L’ex-directeur général de l’ICAC, Anil Kumar Ujoodha, réclame conjointement à l’ICAC et à l’État la somme de Rs 7,9 M pour rupture de contrat. Il avait logé une motion demandant d’amender sa plainte afin d’y inclure à la liste de défendeurs le nom de sir Anerood Jugnauth. Les représentants légaux de l’ICAC et de l’État y avaient formellement objecté. Dans un « ruling » rendu hier après-midi, les juges Bobby Madhub et Ah Foon Chui Yew Choeng ont statué que le Premier ministre ne sera pas assigné comme défendeur dans cette affaire, faisant ressortir que cet amendement changerait toute la signification de la plainte initiale dirigée contre l’État.
Dans leur « ruling », les juges ont fait ressortir que, dans sa plainte, l’ancien directeur général de l’ICAC demande une révision judiciaire de la décision de l’État concernant la fin de son contrat.

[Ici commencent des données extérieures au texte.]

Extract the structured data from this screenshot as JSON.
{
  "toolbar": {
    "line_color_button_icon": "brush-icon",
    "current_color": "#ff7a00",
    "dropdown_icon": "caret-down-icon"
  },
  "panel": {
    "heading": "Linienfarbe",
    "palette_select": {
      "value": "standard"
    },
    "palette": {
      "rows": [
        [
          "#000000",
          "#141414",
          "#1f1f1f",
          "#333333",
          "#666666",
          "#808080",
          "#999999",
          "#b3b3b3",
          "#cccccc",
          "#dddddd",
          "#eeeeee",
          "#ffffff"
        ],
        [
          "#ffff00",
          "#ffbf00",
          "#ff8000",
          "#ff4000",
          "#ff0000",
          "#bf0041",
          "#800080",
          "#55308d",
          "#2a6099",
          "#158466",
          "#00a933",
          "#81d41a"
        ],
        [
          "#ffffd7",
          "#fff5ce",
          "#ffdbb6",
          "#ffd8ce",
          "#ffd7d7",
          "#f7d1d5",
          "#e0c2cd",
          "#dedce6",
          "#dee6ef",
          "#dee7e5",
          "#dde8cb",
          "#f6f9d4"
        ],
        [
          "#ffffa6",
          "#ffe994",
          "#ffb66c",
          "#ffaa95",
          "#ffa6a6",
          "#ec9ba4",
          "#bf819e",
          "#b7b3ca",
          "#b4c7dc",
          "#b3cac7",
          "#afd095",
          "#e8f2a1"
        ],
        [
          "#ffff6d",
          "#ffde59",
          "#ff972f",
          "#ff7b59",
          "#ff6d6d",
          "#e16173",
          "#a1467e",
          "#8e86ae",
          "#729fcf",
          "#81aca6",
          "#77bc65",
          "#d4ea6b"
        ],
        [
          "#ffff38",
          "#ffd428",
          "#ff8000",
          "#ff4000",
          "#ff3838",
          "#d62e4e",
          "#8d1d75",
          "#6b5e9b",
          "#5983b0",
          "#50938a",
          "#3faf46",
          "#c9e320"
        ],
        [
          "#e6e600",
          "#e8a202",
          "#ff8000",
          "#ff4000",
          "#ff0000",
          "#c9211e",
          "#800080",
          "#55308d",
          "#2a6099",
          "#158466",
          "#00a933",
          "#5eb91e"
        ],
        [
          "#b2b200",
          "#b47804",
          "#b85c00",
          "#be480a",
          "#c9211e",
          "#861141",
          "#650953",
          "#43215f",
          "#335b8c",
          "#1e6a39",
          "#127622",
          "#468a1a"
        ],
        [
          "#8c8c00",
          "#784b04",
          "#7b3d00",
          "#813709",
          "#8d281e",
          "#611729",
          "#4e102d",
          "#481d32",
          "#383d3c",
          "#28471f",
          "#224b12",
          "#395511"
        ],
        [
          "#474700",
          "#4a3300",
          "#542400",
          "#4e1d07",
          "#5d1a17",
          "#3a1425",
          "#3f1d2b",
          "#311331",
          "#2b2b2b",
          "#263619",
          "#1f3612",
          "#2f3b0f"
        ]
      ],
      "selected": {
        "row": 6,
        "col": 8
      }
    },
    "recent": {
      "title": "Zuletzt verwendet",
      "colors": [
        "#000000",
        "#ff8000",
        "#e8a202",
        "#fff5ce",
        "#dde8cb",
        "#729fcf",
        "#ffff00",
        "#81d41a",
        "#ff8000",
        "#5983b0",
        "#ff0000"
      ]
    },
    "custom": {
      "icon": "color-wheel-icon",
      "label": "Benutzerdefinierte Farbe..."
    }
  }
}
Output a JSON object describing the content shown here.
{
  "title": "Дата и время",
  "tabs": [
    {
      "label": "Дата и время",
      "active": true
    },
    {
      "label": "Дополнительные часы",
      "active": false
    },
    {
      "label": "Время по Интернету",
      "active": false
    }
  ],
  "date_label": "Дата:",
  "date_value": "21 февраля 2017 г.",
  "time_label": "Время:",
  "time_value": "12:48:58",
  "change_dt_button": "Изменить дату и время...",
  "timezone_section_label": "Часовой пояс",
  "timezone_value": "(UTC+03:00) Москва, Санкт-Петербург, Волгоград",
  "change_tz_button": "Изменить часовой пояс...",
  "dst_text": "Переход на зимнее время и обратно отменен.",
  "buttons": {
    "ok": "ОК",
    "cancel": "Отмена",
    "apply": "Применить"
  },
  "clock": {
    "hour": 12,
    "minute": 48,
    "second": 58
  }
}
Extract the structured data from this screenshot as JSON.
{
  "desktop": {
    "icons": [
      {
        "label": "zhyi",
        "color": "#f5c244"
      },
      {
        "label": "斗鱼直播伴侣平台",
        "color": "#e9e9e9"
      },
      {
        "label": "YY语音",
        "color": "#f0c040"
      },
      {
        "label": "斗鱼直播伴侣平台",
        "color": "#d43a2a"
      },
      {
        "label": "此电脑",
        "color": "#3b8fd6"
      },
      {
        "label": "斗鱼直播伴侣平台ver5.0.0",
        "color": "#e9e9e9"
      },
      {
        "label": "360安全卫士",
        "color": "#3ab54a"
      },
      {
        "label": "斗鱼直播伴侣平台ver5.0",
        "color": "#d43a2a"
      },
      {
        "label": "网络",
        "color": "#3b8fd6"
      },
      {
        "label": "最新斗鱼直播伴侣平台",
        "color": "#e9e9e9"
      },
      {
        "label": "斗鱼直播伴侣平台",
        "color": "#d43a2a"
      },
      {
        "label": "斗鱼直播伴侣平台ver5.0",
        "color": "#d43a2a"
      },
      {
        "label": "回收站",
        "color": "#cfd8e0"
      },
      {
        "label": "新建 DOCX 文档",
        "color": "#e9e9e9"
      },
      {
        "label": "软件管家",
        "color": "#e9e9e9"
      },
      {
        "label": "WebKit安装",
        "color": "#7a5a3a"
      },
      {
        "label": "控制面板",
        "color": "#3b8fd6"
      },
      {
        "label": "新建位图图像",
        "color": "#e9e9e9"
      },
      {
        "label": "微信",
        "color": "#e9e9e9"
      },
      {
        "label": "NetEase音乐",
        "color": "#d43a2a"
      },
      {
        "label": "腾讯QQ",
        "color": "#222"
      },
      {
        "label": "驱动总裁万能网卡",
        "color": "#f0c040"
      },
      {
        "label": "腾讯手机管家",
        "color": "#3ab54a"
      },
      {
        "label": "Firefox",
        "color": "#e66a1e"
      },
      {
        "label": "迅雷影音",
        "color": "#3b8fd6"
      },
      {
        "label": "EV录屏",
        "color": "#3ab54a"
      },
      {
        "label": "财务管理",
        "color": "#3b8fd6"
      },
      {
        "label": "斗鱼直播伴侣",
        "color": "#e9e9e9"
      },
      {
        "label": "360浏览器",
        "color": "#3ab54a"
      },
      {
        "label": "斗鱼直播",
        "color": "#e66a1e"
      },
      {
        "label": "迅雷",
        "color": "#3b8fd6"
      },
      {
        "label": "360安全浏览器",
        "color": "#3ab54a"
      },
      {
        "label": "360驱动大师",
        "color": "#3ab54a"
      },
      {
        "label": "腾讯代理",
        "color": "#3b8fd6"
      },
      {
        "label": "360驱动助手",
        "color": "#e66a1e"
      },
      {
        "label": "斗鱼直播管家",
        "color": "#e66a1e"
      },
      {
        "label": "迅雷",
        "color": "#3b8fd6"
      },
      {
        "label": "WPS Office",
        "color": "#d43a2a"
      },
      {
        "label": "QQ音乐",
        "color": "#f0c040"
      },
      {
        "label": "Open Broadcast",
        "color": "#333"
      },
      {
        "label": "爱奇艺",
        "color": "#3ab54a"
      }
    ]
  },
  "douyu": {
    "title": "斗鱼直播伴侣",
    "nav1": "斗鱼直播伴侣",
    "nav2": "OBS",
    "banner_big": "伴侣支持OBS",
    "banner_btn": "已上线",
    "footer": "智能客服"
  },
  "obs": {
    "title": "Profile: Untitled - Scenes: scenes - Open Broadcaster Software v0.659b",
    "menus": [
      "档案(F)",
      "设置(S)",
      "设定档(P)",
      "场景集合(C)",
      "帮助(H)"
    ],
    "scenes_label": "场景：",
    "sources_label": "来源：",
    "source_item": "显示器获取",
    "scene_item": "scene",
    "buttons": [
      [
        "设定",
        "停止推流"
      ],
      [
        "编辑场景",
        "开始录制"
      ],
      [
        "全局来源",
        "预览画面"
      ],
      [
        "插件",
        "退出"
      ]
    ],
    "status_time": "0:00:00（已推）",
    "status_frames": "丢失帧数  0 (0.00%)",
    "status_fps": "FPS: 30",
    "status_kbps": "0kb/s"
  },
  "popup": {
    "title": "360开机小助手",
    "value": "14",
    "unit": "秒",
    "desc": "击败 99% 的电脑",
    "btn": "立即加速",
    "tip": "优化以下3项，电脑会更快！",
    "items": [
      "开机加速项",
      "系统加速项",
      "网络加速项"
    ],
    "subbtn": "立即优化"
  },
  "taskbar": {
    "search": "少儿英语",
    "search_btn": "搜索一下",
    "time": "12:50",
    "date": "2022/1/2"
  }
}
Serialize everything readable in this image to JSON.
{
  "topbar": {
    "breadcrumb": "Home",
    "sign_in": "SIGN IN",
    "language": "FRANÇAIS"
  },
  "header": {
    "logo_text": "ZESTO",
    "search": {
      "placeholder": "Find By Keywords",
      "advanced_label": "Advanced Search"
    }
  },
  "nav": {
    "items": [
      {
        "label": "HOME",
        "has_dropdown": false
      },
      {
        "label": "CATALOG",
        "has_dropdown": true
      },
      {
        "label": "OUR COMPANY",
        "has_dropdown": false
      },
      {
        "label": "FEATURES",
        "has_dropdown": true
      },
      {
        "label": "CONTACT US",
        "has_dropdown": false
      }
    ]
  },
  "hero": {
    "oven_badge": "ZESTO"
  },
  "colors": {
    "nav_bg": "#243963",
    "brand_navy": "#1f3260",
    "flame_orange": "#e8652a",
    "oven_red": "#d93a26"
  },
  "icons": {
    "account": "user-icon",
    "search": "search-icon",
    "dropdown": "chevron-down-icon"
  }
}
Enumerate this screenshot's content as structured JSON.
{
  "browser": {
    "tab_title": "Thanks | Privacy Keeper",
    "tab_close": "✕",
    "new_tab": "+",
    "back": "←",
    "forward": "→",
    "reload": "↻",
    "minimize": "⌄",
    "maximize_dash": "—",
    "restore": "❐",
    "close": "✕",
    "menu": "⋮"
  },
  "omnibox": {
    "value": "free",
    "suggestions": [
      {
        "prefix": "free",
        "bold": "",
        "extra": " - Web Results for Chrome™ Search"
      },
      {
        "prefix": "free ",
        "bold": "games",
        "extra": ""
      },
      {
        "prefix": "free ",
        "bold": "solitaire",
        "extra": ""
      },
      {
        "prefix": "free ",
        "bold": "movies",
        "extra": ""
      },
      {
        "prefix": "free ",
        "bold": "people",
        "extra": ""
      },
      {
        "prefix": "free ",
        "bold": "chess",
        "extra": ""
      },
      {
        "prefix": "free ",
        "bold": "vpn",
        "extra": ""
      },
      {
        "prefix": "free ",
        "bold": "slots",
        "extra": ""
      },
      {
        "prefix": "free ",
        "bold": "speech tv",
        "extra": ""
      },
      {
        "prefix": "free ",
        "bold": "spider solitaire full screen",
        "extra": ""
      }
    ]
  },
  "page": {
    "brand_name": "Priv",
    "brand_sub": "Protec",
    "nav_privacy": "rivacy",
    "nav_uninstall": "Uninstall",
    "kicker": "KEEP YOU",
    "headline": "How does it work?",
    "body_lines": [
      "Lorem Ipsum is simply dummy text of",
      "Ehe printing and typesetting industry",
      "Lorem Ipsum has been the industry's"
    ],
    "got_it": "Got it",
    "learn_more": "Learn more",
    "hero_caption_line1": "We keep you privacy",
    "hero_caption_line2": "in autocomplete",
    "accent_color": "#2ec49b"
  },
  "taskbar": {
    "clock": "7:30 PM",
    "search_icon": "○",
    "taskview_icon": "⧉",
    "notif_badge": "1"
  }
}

Si sir Anerood Jugnauth est assigné comme défendeur principal dans cette affaire, ont souligné les juges, la demande sera perçue comme celle d’une révision judiciaire de la décision personnelle du Premier ministre. « If the amendment is granted, although the State will still be a party to the application as respondent no. 2, yet the application will be essentially directed against the Prime Minister. The impugned decision and also the decision sought to be quashed will be that of the Prime Minister. This will in our view, go beyond the purported aim of achieving clarity but will be tantamount to a change in the nature of the application. An application which started as an application for the judicial review of a decision of the State acting through the Prime Minister will turn into an application of the judicial review of the decision of the Prime Minister », ont-ils soutenu. De plus, dans leurs observations, les juges ont affirmé qu’il ne s’agissait pas d’ajouter tout simplement un autre défendeur à la liste initiale, mais surtout de remplacer le défendeur principal. Les juges devaient aussi attirer l’attention sur le fait que si le Premier ministre devait être assigné comme défendeur, la cour serait en présence d’une nouvelle demande de révision judiciaire logée en dehors du délai prescrit. L’affaire sera de nouveau appelée devant le chef juge le 19 octobre.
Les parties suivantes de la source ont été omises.